– ¡Chin, chin! -replicó la mujer. – ¡Chin, chin!
CAPÍTULO 30
– Una tormenta horrible. ¡Horrible! ¡De esas que realmente dan miedo!
– Ya me imagino -dijo Lassiter esperando que Freddy se hubiera acordado de limpiar la nieve de la entrada de su casa. -Tiene que haber sido impresionante.
– Desde luego. Vamos, hasta he escrito a casa para contarlo: «La tormenta del siglo.»
– ¿De dónde es? -preguntó Lassiter mientras miraba cómo el viento formaba pequeños remolinos de nieve en el claro de luna.
– ¿Perdón?
– ¿De dónde es usted?
– Ah. De Pindi.
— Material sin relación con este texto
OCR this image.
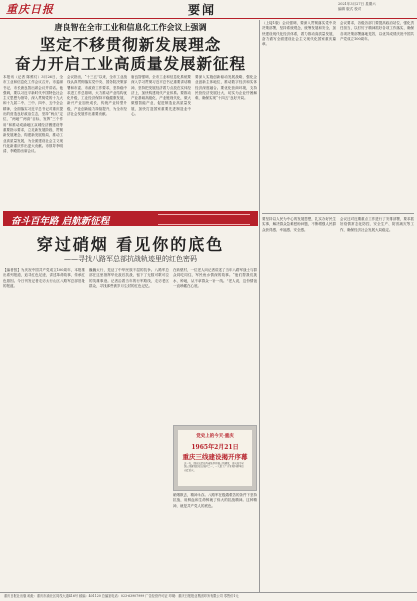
重庆日报	要闻	2021年3月27日 星期六
编辑 版式 校对
唐良智在全市工业和信息化工作会议上强调
坚定不移贯彻新发展理念
奋力开启工业高质量发展新征程
本报讯（记者 陈维灯）3月26日，全市工业和信息化工作会议召开。市委副书记、市长唐良智出席会议并讲话。他强调，要以习近平新时代中国特色社会主义思想为指导，深入贯彻党的十九大和十九届二中、三中、四中、五中全会精神，全面落实习近平总书记对重庆提出的营造良好政治生态，坚持“两点”定位、“两地”“两高”目标，发挥“三个作用”和推动成渝地区双城经济圈建设等重要指示要求，立足新发展阶段、贯彻新发展理念、构建新发展格局，推动工业高质量发展，为全面建设社会主义现代化新重庆作出更大贡献。市领导李明清、李殿勋出席会议。
会议指出，“十三五”以来，全市工业战线认真贯彻落实党中央、国务院决策部署和市委、市政府工作要求，坚持稳中求进工作总基调，大力推动产业结构优化升级，工业经济保持平稳健康发展，新兴产业加快成长，传统产业转型升级，产业创新能力持续提升，为全市经济社会发展作出重要贡献。
唐良智强调，全市工业和信息化系统要深入学习贯彻习近平总书记重要讲话精神，坚持把发展经济着力点放在实体经济上，加快构建现代产业体系。要推动产业基础高级化、产业链现代化，做大做强智能产业，促进制造业高质量发展，加快打造国家重要先进制造业中心。
要深入实施创新驱动发展战略，强化企业创新主体地位，推动数字经济和实体经济深度融合。要优化营商环境，支持民营经济发展壮大，切实为企业纾困解难，确保实现“十四五”良好开局。
奋斗百年路 启航新征程
穿过硝烟 看见你的底色
——寻找八路军总部抗战轨迹里的红色密码
【编者按】为庆祝中国共产党成立100周年，本报推出系列报道，追寻红色足迹，讲述革命故事，传承红色基因。今日刊发记者走访太行山区八路军总部旧址的报道。
巍巍太行，见证了中华民族不屈的抗争。八路军总部在这里指挥华北敌后抗战，留下了无数可歌可泣的英雄事迹。记者沿着当年的行军路线，走访老区群众，寻找那些被岁月尘封的红色记忆。
在砖壁村，一位老人向记者讲述了当年八路军战士与群众同吃同住、军民鱼水情深的故事。“他们帮我们挑水、种地，从不拿群众一针一线。”老人说，这份情谊一直珍藏在心底。
硝烟散去，精神永存。八路军在极端艰苦的条件下坚持抗战，用鲜血和生命铸就了伟大的抗战精神。这种精神，就是共产党人的底色。
党史上的今天·重庆
1965年2月21日
重庆三线建设揭开序幕
这一天，国家决定在西南地区开展三线建设，重庆成为全国三线建设的重点地区之一，一大批工厂企业和科研单位内迁重庆。
（上接1版）会议强调，要深入贯彻落实党中央决策部署，坚持系统观念，统筹发展和安全，加快建设现代化经济体系，着力推动高质量发展，奋力谱写全面建设社会主义现代化国家重庆篇章。
会议要求，各级各部门要提高政治站位，强化责任担当，以钉钉子精神抓好各项工作落实，确保各项决策部署落地见效，以优异成绩庆祝中国共产党成立100周年。
要坚持以人民为中心的发展思想，扎实办好民生实事，解决群众急难愁盼问题，不断增强人民群众获得感、幸福感、安全感。
会议还对近期重点工作进行了安排部署，要求抓好疫情常态化防控、安全生产、防汛减灾等工作，确保经济社会发展大局稳定。
重庆日报社出版 地址：重庆市渝北区同茂大道416号 邮编：401120 总编室电话：023-63907999 广告经营许可证 印刷：重庆日报报业集团印务有限公司 零售价1元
Así es como la llaman en la televisión: «La tormenta del siglo.» Hace que suene muy dramático.
– Aquí gire a la izquierda.
– ¿Puedo preguntarle dónde ha estado de viaje?
– En Italia.
El taxista asintió.
– ¿Y no le han robado?
– No -contestó Lassiter. -Me ha pasado de todo, pero no me han robado.
– Entonces le doy mi más sincera enhorabuena.
– ¿Por qué?
– Por viajar con tan poco equipaje. Ni siquiera un emigrante…
– Gire a la izquierda en la próxima esquina.
– Sí. Hasta yo traje más cosas cuando vine a Estados Unidos. Pero veo que usted es de los que necesitan poco equipaje. Una chaqueta extra y ya está. Eso es lo que yo llamo un hombre sin ataduras.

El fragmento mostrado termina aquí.